The Code’s drafting process has also drawn heavy criticism, involving nearly 1,000 stakeholders but lacking transparent rules and democratic safeguards. Professor Martin Ebers, President of the Robotics & AI Law Society, argues that the process fails to meet the procedural requirements of European law, and the draft oversteps the content obligations set by the AI Act. Several provisions are contentious, such as point II.11, which mandates external evaluations before market release for GPAI models posing systemic risks. At the same time, the AI Act (Article 55(1)(a)) only requires adversarial testing of model evaluations. On copyright, measure I.2.4 requires GPAI developers to make reasonable efforts to determine whether protected content was collected by robots.txt-compatible crawlers—a requirement not stipulated by the AI Act.

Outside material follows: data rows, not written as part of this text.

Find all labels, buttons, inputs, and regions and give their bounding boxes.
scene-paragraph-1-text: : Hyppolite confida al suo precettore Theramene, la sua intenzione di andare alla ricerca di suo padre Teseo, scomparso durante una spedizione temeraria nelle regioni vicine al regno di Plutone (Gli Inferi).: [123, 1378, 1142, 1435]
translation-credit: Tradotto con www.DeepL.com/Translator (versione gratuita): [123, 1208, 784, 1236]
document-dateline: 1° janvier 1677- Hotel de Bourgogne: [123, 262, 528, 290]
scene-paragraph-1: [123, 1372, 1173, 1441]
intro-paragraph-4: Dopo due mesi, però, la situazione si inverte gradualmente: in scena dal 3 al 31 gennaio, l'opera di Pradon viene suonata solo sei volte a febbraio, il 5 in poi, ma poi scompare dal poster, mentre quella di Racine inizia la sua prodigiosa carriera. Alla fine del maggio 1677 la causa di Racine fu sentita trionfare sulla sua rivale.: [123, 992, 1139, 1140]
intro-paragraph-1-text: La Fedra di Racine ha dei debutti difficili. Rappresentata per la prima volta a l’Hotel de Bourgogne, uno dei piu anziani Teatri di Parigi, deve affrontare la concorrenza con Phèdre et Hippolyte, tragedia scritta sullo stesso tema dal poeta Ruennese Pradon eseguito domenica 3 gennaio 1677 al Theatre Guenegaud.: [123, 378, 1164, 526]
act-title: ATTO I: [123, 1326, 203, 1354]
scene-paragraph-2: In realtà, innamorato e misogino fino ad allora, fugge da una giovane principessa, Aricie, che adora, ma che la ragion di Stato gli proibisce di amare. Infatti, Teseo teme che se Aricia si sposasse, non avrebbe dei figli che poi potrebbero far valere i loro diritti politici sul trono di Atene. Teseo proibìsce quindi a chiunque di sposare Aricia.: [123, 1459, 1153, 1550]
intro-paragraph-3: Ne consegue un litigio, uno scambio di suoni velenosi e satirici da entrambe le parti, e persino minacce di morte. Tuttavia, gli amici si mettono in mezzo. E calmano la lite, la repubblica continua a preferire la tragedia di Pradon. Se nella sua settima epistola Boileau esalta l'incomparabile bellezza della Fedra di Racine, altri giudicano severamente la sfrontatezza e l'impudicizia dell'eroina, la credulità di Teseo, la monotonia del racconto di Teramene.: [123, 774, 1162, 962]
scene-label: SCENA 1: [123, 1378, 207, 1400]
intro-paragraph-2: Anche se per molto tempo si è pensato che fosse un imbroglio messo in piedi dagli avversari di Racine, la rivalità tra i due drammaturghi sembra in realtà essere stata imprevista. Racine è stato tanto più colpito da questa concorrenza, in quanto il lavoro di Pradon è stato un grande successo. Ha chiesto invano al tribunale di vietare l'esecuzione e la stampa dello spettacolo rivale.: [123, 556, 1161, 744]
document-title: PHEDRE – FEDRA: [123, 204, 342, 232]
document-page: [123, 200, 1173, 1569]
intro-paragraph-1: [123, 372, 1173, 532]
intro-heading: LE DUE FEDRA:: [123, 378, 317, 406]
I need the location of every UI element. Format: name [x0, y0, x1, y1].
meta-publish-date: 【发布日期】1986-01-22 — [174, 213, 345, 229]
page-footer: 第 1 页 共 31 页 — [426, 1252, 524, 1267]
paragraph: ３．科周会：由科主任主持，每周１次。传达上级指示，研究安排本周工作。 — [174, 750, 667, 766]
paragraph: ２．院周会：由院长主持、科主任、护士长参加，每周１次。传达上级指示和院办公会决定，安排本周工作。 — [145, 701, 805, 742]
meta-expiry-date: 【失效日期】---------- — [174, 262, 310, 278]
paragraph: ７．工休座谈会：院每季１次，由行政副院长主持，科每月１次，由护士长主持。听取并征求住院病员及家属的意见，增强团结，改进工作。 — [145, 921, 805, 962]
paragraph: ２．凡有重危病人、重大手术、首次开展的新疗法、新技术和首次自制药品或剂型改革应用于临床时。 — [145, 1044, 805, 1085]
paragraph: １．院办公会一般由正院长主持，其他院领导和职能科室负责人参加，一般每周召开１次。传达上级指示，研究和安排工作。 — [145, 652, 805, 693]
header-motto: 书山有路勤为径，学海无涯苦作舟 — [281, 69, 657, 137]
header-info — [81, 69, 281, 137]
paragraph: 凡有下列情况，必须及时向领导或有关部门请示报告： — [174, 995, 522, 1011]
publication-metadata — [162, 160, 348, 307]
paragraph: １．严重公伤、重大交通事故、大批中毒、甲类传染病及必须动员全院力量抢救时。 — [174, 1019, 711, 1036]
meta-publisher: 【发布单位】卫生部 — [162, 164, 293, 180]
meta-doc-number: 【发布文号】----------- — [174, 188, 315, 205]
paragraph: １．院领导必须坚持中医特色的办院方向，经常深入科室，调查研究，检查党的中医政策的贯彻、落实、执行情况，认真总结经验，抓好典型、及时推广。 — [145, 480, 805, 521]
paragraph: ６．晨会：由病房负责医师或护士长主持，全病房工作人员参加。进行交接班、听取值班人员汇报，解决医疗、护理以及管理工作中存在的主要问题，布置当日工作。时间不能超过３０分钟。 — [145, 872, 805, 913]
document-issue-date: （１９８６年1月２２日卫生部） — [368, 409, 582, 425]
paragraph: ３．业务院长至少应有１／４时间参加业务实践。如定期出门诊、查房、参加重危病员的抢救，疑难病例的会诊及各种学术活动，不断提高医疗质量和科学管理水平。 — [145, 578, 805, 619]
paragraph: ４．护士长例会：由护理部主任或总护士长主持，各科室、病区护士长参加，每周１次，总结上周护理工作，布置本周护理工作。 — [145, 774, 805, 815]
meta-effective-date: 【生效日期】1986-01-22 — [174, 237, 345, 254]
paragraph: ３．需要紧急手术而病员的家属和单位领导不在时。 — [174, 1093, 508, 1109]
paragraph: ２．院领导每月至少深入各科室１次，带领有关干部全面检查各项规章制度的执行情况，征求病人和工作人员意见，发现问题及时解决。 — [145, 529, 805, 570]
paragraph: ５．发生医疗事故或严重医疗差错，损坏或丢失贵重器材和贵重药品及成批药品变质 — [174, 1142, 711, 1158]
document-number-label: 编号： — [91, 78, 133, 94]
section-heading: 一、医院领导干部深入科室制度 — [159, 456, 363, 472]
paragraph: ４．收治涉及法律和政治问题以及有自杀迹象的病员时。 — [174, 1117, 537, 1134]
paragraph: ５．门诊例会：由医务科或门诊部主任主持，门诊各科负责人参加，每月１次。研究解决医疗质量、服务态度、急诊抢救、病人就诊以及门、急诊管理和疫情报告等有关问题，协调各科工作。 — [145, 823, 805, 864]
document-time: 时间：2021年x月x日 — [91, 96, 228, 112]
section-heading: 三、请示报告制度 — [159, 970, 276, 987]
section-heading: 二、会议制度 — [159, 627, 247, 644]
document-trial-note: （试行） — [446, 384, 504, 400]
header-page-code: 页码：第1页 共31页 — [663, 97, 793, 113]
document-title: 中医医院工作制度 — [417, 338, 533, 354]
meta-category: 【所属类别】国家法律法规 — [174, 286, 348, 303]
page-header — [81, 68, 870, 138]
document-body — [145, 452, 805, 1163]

Industry reactions to the draft, open for written feedback until 30 March before finalisation in May, have been mixed. Boniface de Champris, Senior Policy Manager at CCIA, stated that serious issues remain, including far-reaching obligations on copyright and transparency that threaten trade secrets. Iacob Gammeltoft, Senior Policy Manager at News Media Europe, was more critical: copyright imposes a results-based obligation requiring lawful access, and it’s simply not enough to ask AI developers for ‘best efforts’ to avoid using our content without permission. The Commission must carefully review the draft before approval, as its current form risks undermining the political compromise carefully balanced by the AI Act and exceeding the Commission’s implementing powers in a potentially unconstitutional manner.